The FCA comments that these changes are intended to improve the content of post-trade transparency data by enabling market participants to better identify transactions that contribute to the price discovery process, simplify the reporting of OTC transactions for all classes of financial instruments, and to improve choice, competition, and the quality of execution on trading venues by removing restrictions on using data from overseas venues.

What is still on the FCA’s agenda?

  • Operational resilience for trading venues
    • The FCA will form a sub-committee of its Secondary Markets Advisory Committee (S-MAC) to work on good practices on market outages.

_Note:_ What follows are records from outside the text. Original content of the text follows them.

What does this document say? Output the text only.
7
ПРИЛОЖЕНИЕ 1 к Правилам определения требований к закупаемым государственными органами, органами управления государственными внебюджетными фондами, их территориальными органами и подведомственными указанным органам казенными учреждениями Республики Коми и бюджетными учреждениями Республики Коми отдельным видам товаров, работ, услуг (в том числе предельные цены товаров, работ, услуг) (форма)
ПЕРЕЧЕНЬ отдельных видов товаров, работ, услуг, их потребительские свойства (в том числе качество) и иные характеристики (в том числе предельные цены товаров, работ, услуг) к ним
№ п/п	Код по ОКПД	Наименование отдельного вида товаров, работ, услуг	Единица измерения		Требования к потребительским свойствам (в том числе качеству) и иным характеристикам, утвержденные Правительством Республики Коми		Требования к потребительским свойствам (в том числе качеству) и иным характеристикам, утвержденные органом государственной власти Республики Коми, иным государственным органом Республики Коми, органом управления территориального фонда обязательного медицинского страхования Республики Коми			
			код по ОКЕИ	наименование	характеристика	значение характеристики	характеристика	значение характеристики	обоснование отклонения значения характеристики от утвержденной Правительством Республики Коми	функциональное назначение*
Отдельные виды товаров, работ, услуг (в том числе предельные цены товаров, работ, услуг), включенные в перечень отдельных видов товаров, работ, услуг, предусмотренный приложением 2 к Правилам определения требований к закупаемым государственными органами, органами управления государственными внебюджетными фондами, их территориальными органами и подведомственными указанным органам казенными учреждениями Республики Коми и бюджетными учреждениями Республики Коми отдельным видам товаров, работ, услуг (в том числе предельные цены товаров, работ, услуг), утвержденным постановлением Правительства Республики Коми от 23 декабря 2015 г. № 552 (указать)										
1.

The FCA has also said that it will consider providing formal confirmation to industry guidance on trading venue outages and industry good practice for resilience in the event of market interruptions.
  • Review of Retail Service Provider (RSP) model
    • The FCA is still considering whether to launch a formal review into whether the RSP model is fit for purpose – the main focus being on whether the inability of retail order flow to interact with other, non-RSP liquidity meets best execution requirements and allows for sufficient competition.
    • Separately the FCA reminds all firms using the RSP system that they should be making this clear to clients in their order handling or best execution policies and that they need contingency arrangements if the system is not available.